My Best Friend Drowned in a Swimming Pool | Project Arts Centre


Star Rating: 2.5/5

My Best Friend Drowned in a Swimming Pool
By: Eva O'Connor
At: Project Arts Centre Cube
Directed by: Sophie Fuller
Starring: Jassy Earl, Daniel Cummins, Eva O'Connor, Jim Connell-Moylan, Robert Newmark-Jones

"There's something appealing about dying in your teens... you get put on a pedestal." So says Henry (Newmark-Jones) whose done just that, the ghost of his memory the only thing that ties those he's left behind together. The first bereavement his young group have faced, their coping mechanisms vary.

Liam (Connell-Moylan) is a messed up bundle of contradictions, a ho(ly)mosexual who has accepted thoughts of cock and Christ into his life, using both to keep potentially unsettling experiences at bay. Eleanor (O'Connor), the love struck 'slut' stalks the dormant Facebook of her unrequited love while hopping into bed with his grieving best friend Conor (Cummins), who used to act like he didn't give a shit and now really doesn't. His bromance has ended with said bro walking into the light at the end of a tunnel and the last thing he wants to do is talk about it. Unlike Chloe (Earl), the teenage widow and prepubescent home wrecker, whose parents are forking out a small fortune for her to see a therapist. He has suggested that the 'friends' need to do something together that doesn't involve the memory of their dead mate. So she's brought along a bag of an unspecified powder for them to snort off of Liam's bible - after first eviscerating him, his sexuality and beliefs. Their trip is from the M. Night Shyamalan school of thought. They see dead people. Or one in particular. Henry, who returns to point out the sorry state his friends appear to be in.

Written and starring O'Connor, the tart tongued script, where Judy Bloom meets Human Traffic, is built around an interesting premise and O'Connor lays some interesting foundations for character development. The problem is that she never builds on them. Instead of taking a moment to explore the conflict between Liam's differing persuasions she turns him into a homily-sprouting prig. For all the chapter and verse he quotes we are never shown just what he derives from this faith nor how he can justify the conflict between them. We are told about Chloe's molestation as if to justify her bitchy behavior but there is no softness anywhere else. Her primary thoughts when Henry reapears are less of his resurrection and more about the hair she cut to mark his passing. While when Eleanor and Conor embark on a no strings sex fling to heal their grief, it's more the shrill reactions than the implications that are dealt with.

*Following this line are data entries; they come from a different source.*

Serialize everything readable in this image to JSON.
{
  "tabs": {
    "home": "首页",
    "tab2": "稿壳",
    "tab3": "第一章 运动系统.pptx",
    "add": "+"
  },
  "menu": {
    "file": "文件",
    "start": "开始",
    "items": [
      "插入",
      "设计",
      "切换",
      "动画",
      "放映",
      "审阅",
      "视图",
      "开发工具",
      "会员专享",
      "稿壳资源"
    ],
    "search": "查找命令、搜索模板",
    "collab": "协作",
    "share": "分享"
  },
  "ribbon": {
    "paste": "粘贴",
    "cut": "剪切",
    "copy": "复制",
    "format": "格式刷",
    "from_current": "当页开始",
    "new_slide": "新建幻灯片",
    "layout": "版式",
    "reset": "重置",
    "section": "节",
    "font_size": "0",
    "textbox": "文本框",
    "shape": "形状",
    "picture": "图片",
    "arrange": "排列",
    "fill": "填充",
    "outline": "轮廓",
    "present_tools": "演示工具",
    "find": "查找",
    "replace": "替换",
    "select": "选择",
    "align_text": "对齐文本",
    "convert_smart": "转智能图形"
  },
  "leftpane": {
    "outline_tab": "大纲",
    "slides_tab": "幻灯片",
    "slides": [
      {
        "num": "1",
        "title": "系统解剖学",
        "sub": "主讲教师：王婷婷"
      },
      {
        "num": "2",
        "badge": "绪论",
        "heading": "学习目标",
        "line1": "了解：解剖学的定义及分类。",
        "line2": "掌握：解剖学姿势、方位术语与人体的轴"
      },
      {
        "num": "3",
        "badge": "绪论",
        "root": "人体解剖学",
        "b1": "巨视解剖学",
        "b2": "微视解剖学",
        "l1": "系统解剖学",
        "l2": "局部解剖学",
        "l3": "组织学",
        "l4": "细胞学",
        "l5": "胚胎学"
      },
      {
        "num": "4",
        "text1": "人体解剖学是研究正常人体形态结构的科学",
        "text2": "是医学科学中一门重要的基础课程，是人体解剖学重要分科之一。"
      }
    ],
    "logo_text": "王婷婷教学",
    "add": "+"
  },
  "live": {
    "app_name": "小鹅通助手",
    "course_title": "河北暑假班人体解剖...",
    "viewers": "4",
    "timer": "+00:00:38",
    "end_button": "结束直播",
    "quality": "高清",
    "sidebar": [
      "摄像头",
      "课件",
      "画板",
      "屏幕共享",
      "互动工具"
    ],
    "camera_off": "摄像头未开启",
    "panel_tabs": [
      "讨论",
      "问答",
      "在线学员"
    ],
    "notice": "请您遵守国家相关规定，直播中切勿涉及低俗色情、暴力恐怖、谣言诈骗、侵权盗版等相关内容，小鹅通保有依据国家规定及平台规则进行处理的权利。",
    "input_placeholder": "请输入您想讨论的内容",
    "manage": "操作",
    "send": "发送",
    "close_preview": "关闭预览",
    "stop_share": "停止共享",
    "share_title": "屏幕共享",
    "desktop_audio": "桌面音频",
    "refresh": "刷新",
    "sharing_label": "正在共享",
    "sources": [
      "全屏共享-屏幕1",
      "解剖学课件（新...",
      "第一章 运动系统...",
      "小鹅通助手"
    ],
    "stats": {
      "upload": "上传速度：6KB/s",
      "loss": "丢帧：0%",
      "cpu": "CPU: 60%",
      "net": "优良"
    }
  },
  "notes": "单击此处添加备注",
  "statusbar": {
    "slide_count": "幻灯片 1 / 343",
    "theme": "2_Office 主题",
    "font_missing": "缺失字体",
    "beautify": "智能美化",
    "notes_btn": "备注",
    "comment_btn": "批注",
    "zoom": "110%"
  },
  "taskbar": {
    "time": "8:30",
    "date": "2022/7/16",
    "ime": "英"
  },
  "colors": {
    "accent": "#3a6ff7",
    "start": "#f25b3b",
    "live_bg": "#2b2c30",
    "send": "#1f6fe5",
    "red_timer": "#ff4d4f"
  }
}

O'Connor has put the toxic teenage relationship on the stage, allowing us to feel the shaming, scarring and sobering scythe of the youth. But she has failed to make her characters pass as friends - grieving, distant or other wise. She has fallen into the trap of ramping up the gallows humour instead of exploring the crutches young people turn too to help them through their darkest time and instead of illuminating why they act the way they do she has them shout, scream and mope in ways that makes there
company unbearable. Their treatment of each other is corpse-cold where even the most sanguine souls can see that rigamortis has set into whatever it is they once had. Like the aforementioned resurrection, which pushes the final act into hysteria, it would appear that when it comes to each other, this group should let sleeping dogs lie.